まだ義母も若いので私たちの手を借りるつもりはないとのことですが、これから義母も義父も年を取っていきます。私たち夫婦はまだどちらも働いているのですが、介護期間が長くなるようであれば、これからについて心構えをしておく必要があると思っています。認知症の方は診断後、どれくらい長生きするのかについて教えてください。

 

 

専門家認知症の方の平均余命についての質問ですね。認知症にはいくつかの原因疾患があり、それぞれで進行や平均余命が異なります。また、発症年齢や個人差によっても大きく異なります。

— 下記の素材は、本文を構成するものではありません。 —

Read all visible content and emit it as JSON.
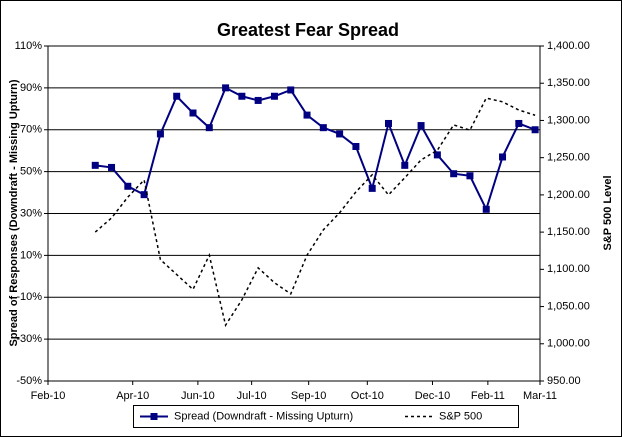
{
  "chart_data": {
    "type": "line",
    "title": "Greatest Fear Spread",
    "ylabel": "Spread of Responses (Downdraft - Missing Upturn)",
    "y2label": "S&P 500 Level",
    "categories": [
      null,
      null,
      null,
      null,
      null,
      null,
      null,
      null,
      null,
      null,
      null,
      null,
      null,
      null,
      null,
      null,
      null,
      null,
      null,
      null,
      null,
      null,
      null,
      null,
      null,
      null,
      null,
      null
    ],
    "xlim": [
      -2.9,
      27.3
    ],
    "xticks": [
      {
        "value": -2.9,
        "label": "Feb-10"
      },
      {
        "value": 2.3,
        "label": "Apr-10"
      },
      {
        "value": 6.3,
        "label": "Jun-10"
      },
      {
        "value": 9.6,
        "label": "Jul-10"
      },
      {
        "value": 13.1,
        "label": "Sep-10"
      },
      {
        "value": 16.7,
        "label": "Oct-10"
      },
      {
        "value": 20.7,
        "label": "Dec-10"
      },
      {
        "value": 24.1,
        "label": "Feb-11"
      },
      {
        "value": 27.3,
        "label": "Mar-11"
      }
    ],
    "ylim": [
      -50,
      110
    ],
    "yticks": [
      {
        "value": -50,
        "label": "-50%"
      },
      {
        "value": -30,
        "label": "-30%"
      },
      {
        "value": -10,
        "label": "-10%"
      },
      {
        "value": 10,
        "label": "10%"
      },
      {
        "value": 30,
        "label": "30%"
      },
      {
        "value": 50,
        "label": "50%"
      },
      {
        "value": 70,
        "label": "70%"
      },
      {
        "value": 90,
        "label": "90%"
      },
      {
        "value": 110,
        "label": "110%"
      }
    ],
    "y2lim": [
      950,
      1400
    ],
    "y2ticks": [
      {
        "value": 950,
        "label": "950.00"
      },
      {
        "value": 1000,
        "label": "1,000.00"
      },
      {
        "value": 1050,
        "label": "1,050.00"
      },
      {
        "value": 1100,
        "label": "1,100.00"
      },
      {
        "value": 1150,
        "label": "1,150.00"
      },
      {
        "value": 1200,
        "label": "1,200.00"
      },
      {
        "value": 1250,
        "label": "1,250.00"
      },
      {
        "value": 1300,
        "label": "1,300.00"
      },
      {
        "value": 1350,
        "label": "1,350.00"
      },
      {
        "value": 1400,
        "label": "1,400.00"
      }
    ],
    "grid": true,
    "legend": "bottom",
    "series": [
      {
        "name": "Spread (Downdraft - Missing Upturn)",
        "color": "#000080",
        "values": [
          53,
          52,
          43,
          39,
          68,
          86,
          78,
          71,
          90,
          86,
          84,
          86,
          89,
          77,
          71,
          68,
          62,
          42,
          73,
          53,
          72,
          58,
          49,
          48,
          32,
          57,
          73,
          70
        ]
      },
      {
        "name": "S&P 500",
        "color": "#000000",
        "axis": "y2",
        "values": [
          1150,
          1169,
          1197,
          1220,
          1113,
          1093,
          1073,
          1119,
          1025,
          1059,
          1102,
          1082,
          1067,
          1119,
          1153,
          1176,
          1204,
          1227,
          1200,
          1223,
          1247,
          1260,
          1294,
          1287,
          1330,
          1325,
          1314,
          1307
        ]
      }
    ]
  }
}
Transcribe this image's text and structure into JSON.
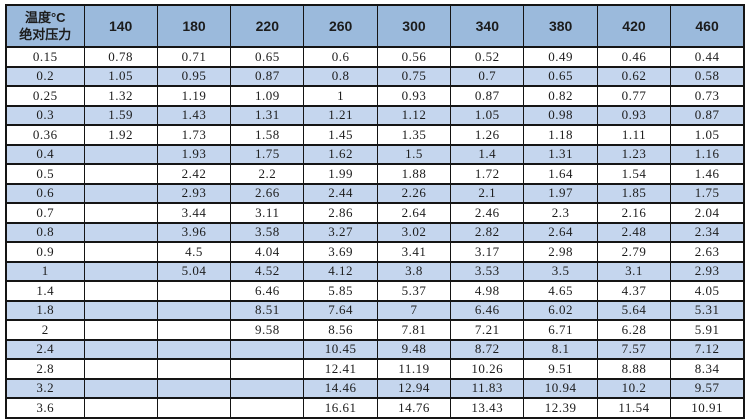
{
  "table": {
    "corner": {
      "line1": "温度°C",
      "line2": "绝对压力"
    },
    "temperature_columns": [
      "140",
      "180",
      "220",
      "260",
      "300",
      "340",
      "380",
      "420",
      "460"
    ],
    "rows": [
      {
        "pressure": "0.15",
        "values": [
          "0.78",
          "0.71",
          "0.65",
          "0.6",
          "0.56",
          "0.52",
          "0.49",
          "0.46",
          "0.44"
        ]
      },
      {
        "pressure": "0.2",
        "values": [
          "1.05",
          "0.95",
          "0.87",
          "0.8",
          "0.75",
          "0.7",
          "0.65",
          "0.62",
          "0.58"
        ]
      },
      {
        "pressure": "0.25",
        "values": [
          "1.32",
          "1.19",
          "1.09",
          "1",
          "0.93",
          "0.87",
          "0.82",
          "0.77",
          "0.73"
        ]
      },
      {
        "pressure": "0.3",
        "values": [
          "1.59",
          "1.43",
          "1.31",
          "1.21",
          "1.12",
          "1.05",
          "0.98",
          "0.93",
          "0.87"
        ]
      },
      {
        "pressure": "0.36",
        "values": [
          "1.92",
          "1.73",
          "1.58",
          "1.45",
          "1.35",
          "1.26",
          "1.18",
          "1.11",
          "1.05"
        ]
      },
      {
        "pressure": "0.4",
        "values": [
          "",
          "1.93",
          "1.75",
          "1.62",
          "1.5",
          "1.4",
          "1.31",
          "1.23",
          "1.16"
        ]
      },
      {
        "pressure": "0.5",
        "values": [
          "",
          "2.42",
          "2.2",
          "1.99",
          "1.88",
          "1.72",
          "1.64",
          "1.54",
          "1.46"
        ]
      },
      {
        "pressure": "0.6",
        "values": [
          "",
          "2.93",
          "2.66",
          "2.44",
          "2.26",
          "2.1",
          "1.97",
          "1.85",
          "1.75"
        ]
      },
      {
        "pressure": "0.7",
        "values": [
          "",
          "3.44",
          "3.11",
          "2.86",
          "2.64",
          "2.46",
          "2.3",
          "2.16",
          "2.04"
        ]
      },
      {
        "pressure": "0.8",
        "values": [
          "",
          "3.96",
          "3.58",
          "3.27",
          "3.02",
          "2.82",
          "2.64",
          "2.48",
          "2.34"
        ]
      },
      {
        "pressure": "0.9",
        "values": [
          "",
          "4.5",
          "4.04",
          "3.69",
          "3.41",
          "3.17",
          "2.98",
          "2.79",
          "2.63"
        ]
      },
      {
        "pressure": "1",
        "values": [
          "",
          "5.04",
          "4.52",
          "4.12",
          "3.8",
          "3.53",
          "3.5",
          "3.1",
          "2.93"
        ]
      },
      {
        "pressure": "1.4",
        "values": [
          "",
          "",
          "6.46",
          "5.85",
          "5.37",
          "4.98",
          "4.65",
          "4.37",
          "4.05"
        ]
      },
      {
        "pressure": "1.8",
        "values": [
          "",
          "",
          "8.51",
          "7.64",
          "7",
          "6.46",
          "6.02",
          "5.64",
          "5.31"
        ]
      },
      {
        "pressure": "2",
        "values": [
          "",
          "",
          "9.58",
          "8.56",
          "7.81",
          "7.21",
          "6.71",
          "6.28",
          "5.91"
        ]
      },
      {
        "pressure": "2.4",
        "values": [
          "",
          "",
          "",
          "10.45",
          "9.48",
          "8.72",
          "8.1",
          "7.57",
          "7.12"
        ]
      },
      {
        "pressure": "2.8",
        "values": [
          "",
          "",
          "",
          "12.41",
          "11.19",
          "10.26",
          "9.51",
          "8.88",
          "8.34"
        ]
      },
      {
        "pressure": "3.2",
        "values": [
          "",
          "",
          "",
          "14.46",
          "12.94",
          "11.83",
          "10.94",
          "10.2",
          "9.57"
        ]
      },
      {
        "pressure": "3.6",
        "values": [
          "",
          "",
          "",
          "16.61",
          "14.76",
          "13.43",
          "12.39",
          "11.54",
          "10.91"
        ]
      }
    ]
  },
  "colors": {
    "header_bg": "#9bbadc",
    "stripe_bg": "#c5d6ee",
    "row_bg": "#ffffff",
    "border": "#151515",
    "text": "#1c1c1c"
  },
  "chart_data": {
    "type": "table",
    "title": "",
    "corner_header": "温度°C / 绝对压力",
    "column_header_label": "温度°C",
    "row_header_label": "绝对压力",
    "columns": [
      140,
      180,
      220,
      260,
      300,
      340,
      380,
      420,
      460
    ],
    "row_headers": [
      0.15,
      0.2,
      0.25,
      0.3,
      0.36,
      0.4,
      0.5,
      0.6,
      0.7,
      0.8,
      0.9,
      1,
      1.4,
      1.8,
      2,
      2.4,
      2.8,
      3.2,
      3.6
    ],
    "matrix": [
      [
        0.78,
        0.71,
        0.65,
        0.6,
        0.56,
        0.52,
        0.49,
        0.46,
        0.44
      ],
      [
        1.05,
        0.95,
        0.87,
        0.8,
        0.75,
        0.7,
        0.65,
        0.62,
        0.58
      ],
      [
        1.32,
        1.19,
        1.09,
        1,
        0.93,
        0.87,
        0.82,
        0.77,
        0.73
      ],
      [
        1.59,
        1.43,
        1.31,
        1.21,
        1.12,
        1.05,
        0.98,
        0.93,
        0.87
      ],
      [
        1.92,
        1.73,
        1.58,
        1.45,
        1.35,
        1.26,
        1.18,
        1.11,
        1.05
      ],
      [
        null,
        1.93,
        1.75,
        1.62,
        1.5,
        1.4,
        1.31,
        1.23,
        1.16
      ],
      [
        null,
        2.42,
        2.2,
        1.99,
        1.88,
        1.72,
        1.64,
        1.54,
        1.46
      ],
      [
        null,
        2.93,
        2.66,
        2.44,
        2.26,
        2.1,
        1.97,
        1.85,
        1.75
      ],
      [
        null,
        3.44,
        3.11,
        2.86,
        2.64,
        2.46,
        2.3,
        2.16,
        2.04
      ],
      [
        null,
        3.96,
        3.58,
        3.27,
        3.02,
        2.82,
        2.64,
        2.48,
        2.34
      ],
      [
        null,
        4.5,
        4.04,
        3.69,
        3.41,
        3.17,
        2.98,
        2.79,
        2.63
      ],
      [
        null,
        5.04,
        4.52,
        4.12,
        3.8,
        3.53,
        3.5,
        3.1,
        2.93
      ],
      [
        null,
        null,
        6.46,
        5.85,
        5.37,
        4.98,
        4.65,
        4.37,
        4.05
      ],
      [
        null,
        null,
        8.51,
        7.64,
        7,
        6.46,
        6.02,
        5.64,
        5.31
      ],
      [
        null,
        null,
        9.58,
        8.56,
        7.81,
        7.21,
        6.71,
        6.28,
        5.91
      ],
      [
        null,
        null,
        null,
        10.45,
        9.48,
        8.72,
        8.1,
        7.57,
        7.12
      ],
      [
        null,
        null,
        null,
        12.41,
        11.19,
        10.26,
        9.51,
        8.88,
        8.34
      ],
      [
        null,
        null,
        null,
        14.46,
        12.94,
        11.83,
        10.94,
        10.2,
        9.57
      ],
      [
        null,
        null,
        null,
        16.61,
        14.76,
        13.43,
        12.39,
        11.54,
        10.91
      ]
    ]
  }
}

この記事では、3大認知症であるアルツハイマー型認知症、レビー小体型認知症、脳血管性認知症の進行と診断後の平均余命を中心に説明していきます。ぜひ、現在や今後の生活の参考にしてください。

 

78歳の義父が認知症だと診断されました。認知症と診断された後はどれくらい長生きするものなのでしょうか?

 

認知症ごとの症状の進行について知っておこう

認知症の種類によって、初期症状や進行の仕方は異なります。3大認知症と呼ばれるアルツハイマー型認知症、レビー小体型認知症、脳血管性認知症の進行の特徴をみていきましょう。

3大認知症の進行

アルツハイマー型認知症

アルツハイマー型認知症では、次のような経過を緩やかにたどります。

初期のアルツハイマー型認知症では、記憶力や集中力の問題が現れてきます。言葉や名前が出てこない、新しい知り合いの名前を覚えられない、物を置き忘れて無くしてしまう、計画を立てて行動できない、といった症状がみられるようになります。

症状が進むにつれて前日、数時間前、数分前のことが分からなくなり、徐々に思い出せる時間軸が短くなっていきます。数分前に聞いた話が思い出せなくなると、同じことを何度も聞くという状態がみられます。また、時間が分からなくなる見当識障害が起こります。

中等度になると、見当識障害が進行し、場所や日付、曜日、季節が分からなくなります。問診で、現住所、電話番号、卒業した学校名といった情報が思い出せないこともあるでしょう。トイレや食事などは自立しています。

やや重度になると、記憶障害が進行し、最近の経験や出来事、周囲の環境を認識することが難しくなります。何年も前に退職した仕事場に行こうとしたり、昔住んでいた家に戻ろうとしたりします。人や環境などによっては、徘徊、「盗まれた」などの妄想、昼夜逆転、失禁などの症状が現れることもあります。性格が大きく変化したと感じることもあるでしょう。また、適切な着衣やトイレの使用に、手助けが必要になります。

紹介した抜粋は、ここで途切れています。